Blast from the Past

Harvest Moon: Friends of Mineral Town: administre recursos nesse aconchegante título do GBA

O nono game da franquia criada por Yasuhiro Wada é considerado até hoje como um dos melhores não só da série, mas dos jogos do gênero de simulação da vida rural.


O primeiro Harvest Moon — série que hoje atende oficialmente pelo nome Story of Seasons — foi lançado para o SNES em 1996 no Japão, chegando ao mercado americano no ano seguinte. Nele, a premissa básica foi instituída e se mantém até hoje: o personagem principal acaba adquirindo, por qualquer que seja o motivo, uma fazenda em péssimas condições e recebe a tarefa de reconstruí-la, trazendo a prosperidade ao vilarejo onde ela se encontra.

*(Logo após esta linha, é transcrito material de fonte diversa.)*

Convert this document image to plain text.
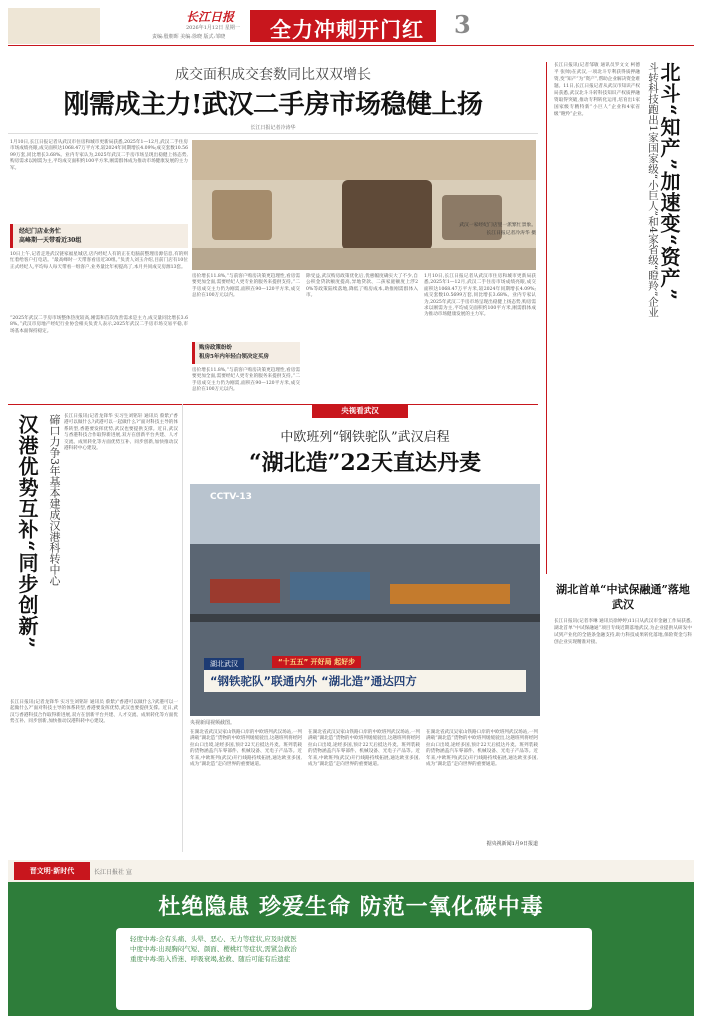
长江日报
2026年1月12日 星期一
责编:殷朝晖 美编:徐晓 版式:邹晓 全力冲刺开门红 3
成交面积成交套数同比双双增长
刚需成主力!武汉二手房市场稳健上扬
长江日报记者冷涛华
1月10日,长江日报记者从武汉市住房和城市更新局获悉,2025年1—12月,武汉二手住房市场成绩亮眼,成交面积达1068.47万平方米,较2024年同期增长4.09%;成交套数10.5699万套,同比增长3.68%。业内专家认为,2025年武汉二手房市场呈现出稳健上扬态势,购房需求以刚需为主,平均成交面积约100平方米,刚需群体成为推动市场健康发展的主力军。
经纪门店业务忙
高峰期一天带看近30组
10日上午,记者走进武汉链家福星城店,店内经纪人有的正在电脑前整理房源信息,有的则忙着给客户打电话。“最高峰时一天带客看房近30组。”负责人刘玉介绍,目前门店有10位正式经纪人,平均每人每天带看一组客户,业务量比年初提高了,本月共同成交房源13套。
“2025年武汉二手房市场整体热度较高,刚需和首次改善需求是主力,成交量同比增长3.68%。”武汉市房地产经纪行业协会相关负责人表示,2025年武汉二手房市场交易平稳,市场基本面保持稳定。
武汉一家经纪门店里一派繁忙景象。
长江日报记者冷涛华 摄
房价增长11.8%,“与前客户购房决策更趋理性,看房需要更加全面,需要经纪人更专业的服务来提供支持。”二手房成交主力仍为刚需,面积在90—120平方米,成交总价在100万元以内。
购房政策纷纷
租房5年内年轻白领决定买房
房价增长11.8%,“与前客户购房决策更趋理性,看房需要更加全面,需要经纪人更专业的服务来提供支持。”二手房成交主力仍为刚需,面积在90—120平方米,成交总价在100万元以内。
除受益,武汉购房政策优化后,优惠幅度确实大了不少,自公积金贷款额度提高,异地贷款、二孩家庭额度上浮20%等政策陆续落地,降低了购房成本,助推刚需群体入市。
1月10日,长江日报记者从武汉市住房和城市更新局获悉,2025年1—12月,武汉二手住房市场成绩亮眼,成交面积达1068.47万平方米,较2024年同期增长4.09%;成交套数10.5699万套,同比增长3.68%。业内专家认为,2025年武汉二手房市场呈现出稳健上扬态势,购房需求以刚需为主,平均成交面积约100平方米,刚需群体成为推动市场健康发展的主力军。
长江日报讯(记者邹敏 通讯员罗文文 柯德平 张帅)在武汉,一项北斗专利获得质押融资,变“知产”为“资产”,帮助企业解决资金难题。11日,长江日报记者从武汉市知识产权局获悉,武汉北斗斗转科技知识产权质押融资取得突破,推动专利转化运用,培育出1家国家级专精特新“小巨人”企业和4家省级“瞪羚”企业。	北斗“知产”加速变“资产”
斗转科技跑出1家国家级“小巨人”和4家省级“瞪羚”企业
湖北首单“中试保融通”落地武汉
长江日报讯(记者李琳 通讯员徐婷婷)11日从武汉市金融工作局获悉,湖北首单“中试保融通”项目专线近期落地武汉,为企业提供从研发中试到产业化的全链条金融支持,助力科技成果转化落地,保险资金与科创企业实现精准对接。
汉港优势互补“同步创新” 碲口力争3年基本建成汉港科转中心 长江日报讯(记者龙锋华 实习生刘铭轩 通讯员 蔡紫)“香港可以做什么?武港可以一起做什么?”面对科技主导的体系转型,香港要发挥优势,武汉也要提供支撑。近日,武汉与香港科技合作取得新进展,双方在创新平台共建、人才交流、成果转化等方面优势互补、同步创新,加快推动汉港科转中心建设。
长江日报讯(记者龙锋华 实习生刘铭轩 通讯员 蔡紫)“香港可以做什么?武港可以一起做什么?”面对科技主导的体系转型,香港要发挥优势,武汉也要提供支撑。近日,武汉与香港科技合作取得新进展,双方在创新平台共建、人才交流、成果转化等方面优势互补、同步创新,加快推动汉港科转中心建设。
央视看武汉
中欧班列“钢铁驼队”武汉启程
“湖北造”22天直达丹麦
CCTV-13
湖北武汉	“十五五” 开好局 起好步
“钢铁驼队”联通内外 “湖北造”通达四方
央视新闻视频截图。
在湖北省武汉吴家山铁路口岸的中欧班列武汉场站,一列满载“湖北造”货物的中欧班列缓缓驶出,这趟班列将经阿拉山口出境,途经多国,预计22天后抵达丹麦。班列装载的货物涵盖汽车零部件、机械设备、光电子产品等。近年来,中欧班列(武汉)开行线路持续拓展,通达欧亚多国,成为“湖北造”走向世界的重要通道。
在湖北省武汉吴家山铁路口岸的中欧班列武汉场站,一列满载“湖北造”货物的中欧班列缓缓驶出,这趟班列将经阿拉山口出境,途经多国,预计22天后抵达丹麦。班列装载的货物涵盖汽车零部件、机械设备、光电子产品等。近年来,中欧班列(武汉)开行线路持续拓展,通达欧亚多国,成为“湖北造”走向世界的重要通道。
在湖北省武汉吴家山铁路口岸的中欧班列武汉场站,一列满载“湖北造”货物的中欧班列缓缓驶出,这趟班列将经阿拉山口出境,途经多国,预计22天后抵达丹麦。班列装载的货物涵盖汽车零部件、机械设备、光电子产品等。近年来,中欧班列(武汉)开行线路持续拓展,通达欧亚多国,成为“湖北造”走向世界的重要通道。
据央视新闻1月9日报道
晋文明·新时代	长江日报社 宣
杜绝隐患 珍爱生命 防范一氧化碳中毒
轻度中毒:会有头痛、头晕、恶心、无力等症状,应及时就医
中度中毒:出现胸闷气短、颜面、樱桃红等症状,需紧急救治
重度中毒:陷入昏迷、呼吸衰竭,抢救、随后可能有后遗症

Em pouco menos de uma década depois, a Nintendo chega com o Game Boy Advance, um novo aparelho que chegou inclusive a ser chamado cruamente de “SNES Portátil” em sua época por conta de sua capacidade técnica. Dessa forma, a Marvelous, principal responsável pelo desenvolvimento dos Bokujo Monogatari — como a franquia se chama no Japão —, decidiu produzir Harvest Moon: Friends of Mineral Town (GBA) para tal plataforma, o nono título de sua propriedade intelectual após incursões no Nintendo 64, PlayStation, PlayStation 2 e Game Boy.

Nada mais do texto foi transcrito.